# Defining pure function using module

I am creating a function fun which takes a parameter p and returns a pure function:

ClearAll[fun];
fun[p_] :=
Module[{f, x0},
f = 1 + #^2 &;
x0 = p;
f[#]/f[x0] &]


But the resulting fun seems to preserve some scoping stuff; for example

fun[0]
(* f$317[#1] / f$317[x0\$317] & *)


instead of returning 1 + #1^2 & as expected. On the other hand, passing an argument to the pure function makes it work normally:

fun[0][x]
fun[1][x]
(* 1 + x^2 *)
(* (1 + x^2) / 2 *)


How can I make fun[0] return 1 + #1^2 &?

(The reason I use Module[{f,x0},...] is because I want to obtain x0 from solving an equation involving f' and p, but that is unrelated to the scoping problem, which occurs even for the simple assignment x0 = p.)

• fun[p_] := Module[{f, x0}, f = 1 + #^2 &; x0 = p; Evaluate[ f[#]/f[x0] ] &] – Jason B. Apr 27 '17 at 15:06

The main issue here is Function has attribute HoldAll so you need to break it through in this case.

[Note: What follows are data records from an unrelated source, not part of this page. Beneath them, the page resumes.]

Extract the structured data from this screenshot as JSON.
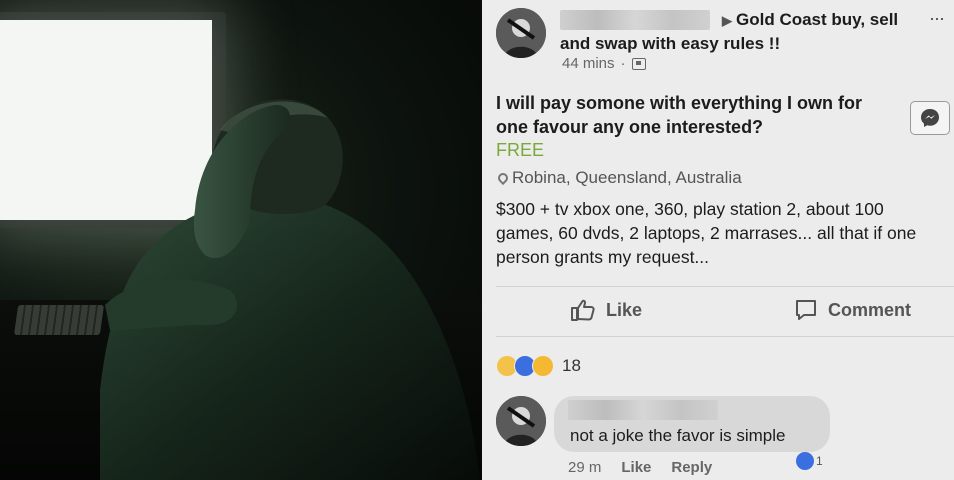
{
  "post": {
    "group_arrow": "▶",
    "group_name": "Gold Coast buy, sell and swap with easy rules !!",
    "time": "44 mins",
    "separator": "·",
    "more": "···",
    "title": "I will pay somone with everything I own for one favour any one interested?",
    "price": "FREE",
    "location": "Robina, Queensland, Australia",
    "body_lines": [
      "$300 + tv xbox one, 360, play station 2, about 100",
      "games, 60 dvds, 2 laptops, 2 marrases... all that if one",
      "person grants my request..."
    ]
  },
  "actions": {
    "like_label": "Like",
    "comment_label": "Comment"
  },
  "reactions": {
    "count": "18"
  },
  "comment": {
    "text": "not a joke the favor is simple",
    "time": "29 m",
    "like_label": "Like",
    "reply_label": "Reply",
    "like_count": "1"
  },
  "colors": {
    "price_green": "#7ba83a",
    "like_blue": "#3b6fe0",
    "panel_bg": "#ececec"
  },
  "icons": {
    "privacy": "group-privacy-icon",
    "location": "location-pin-icon",
    "messenger": "messenger-icon",
    "like": "thumbs-up-icon",
    "comment": "comment-bubble-icon"
  }
}
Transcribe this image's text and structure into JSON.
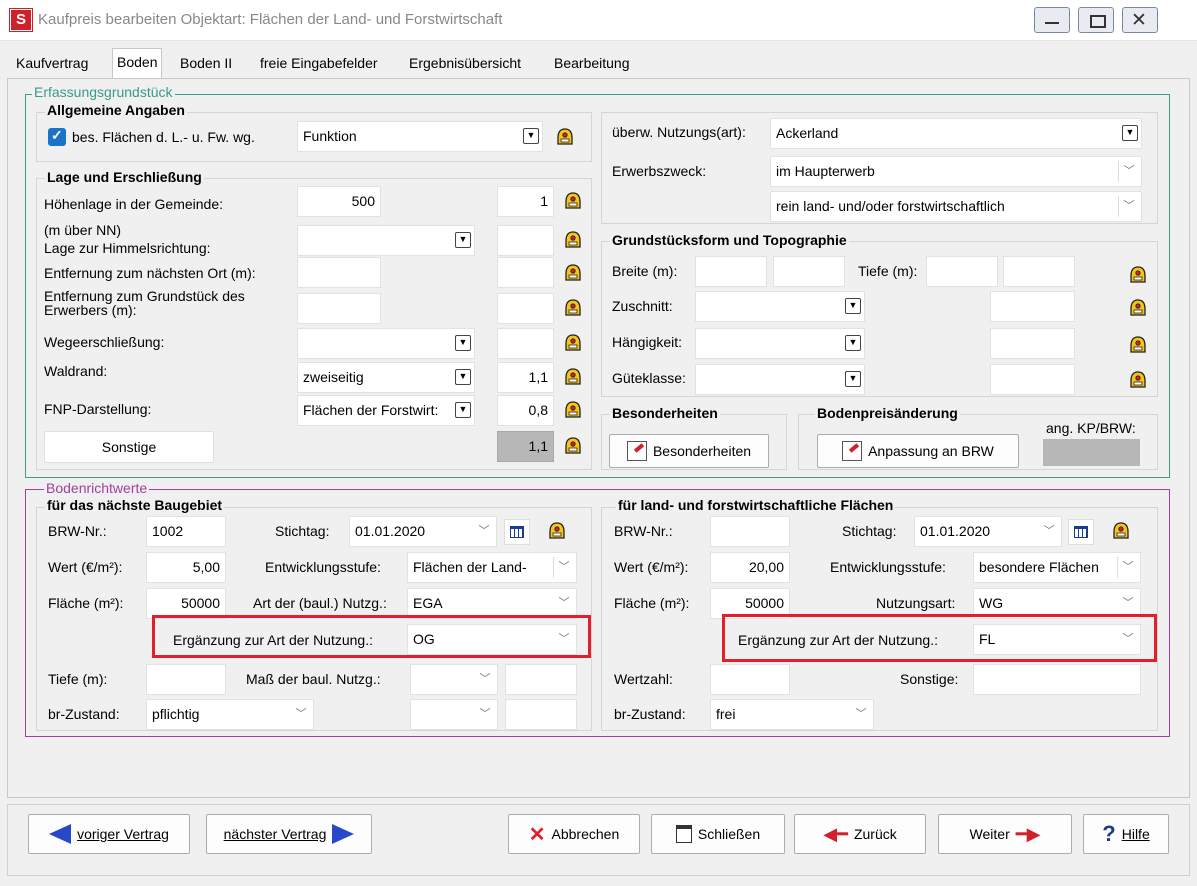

Jason B has shown one solution in the comment, another possible way is to make use of Apply:

ClearAll[fun];
fun[p_] := Module[{f, x0}, f = 1 + #^2 &;
x0 = p;
Function @@ {f[#]/f[x0]}]

fun[0]

• How would this work with named formal parameters instead of slots? e.g. Function[x, 2x]. For example, Module[{expr}, expr = 2 x; Function[x, Evaluate[expr]]] does not work and the resulting function always returns 2x as an expression rather than double the input – goweon Oct 13 at 3:14
• @goweon I guess you've commented in the wrong place? Apply is free of this issue: Module[{expr}, expr = 2 x; Function @@ {x, expr}] Another possible solution is: Module[{expr}, expr = 2 x; Function[x, #] &@expr] – xzczd Oct 13 at 12:58

From comment by Jason B: Evaluate the body.

fun[p_] :=
Module[{f, x0},
f = 1 + #^2 &;
x0 = p;
Evaluate[ f[#]/f[x0] ] &
]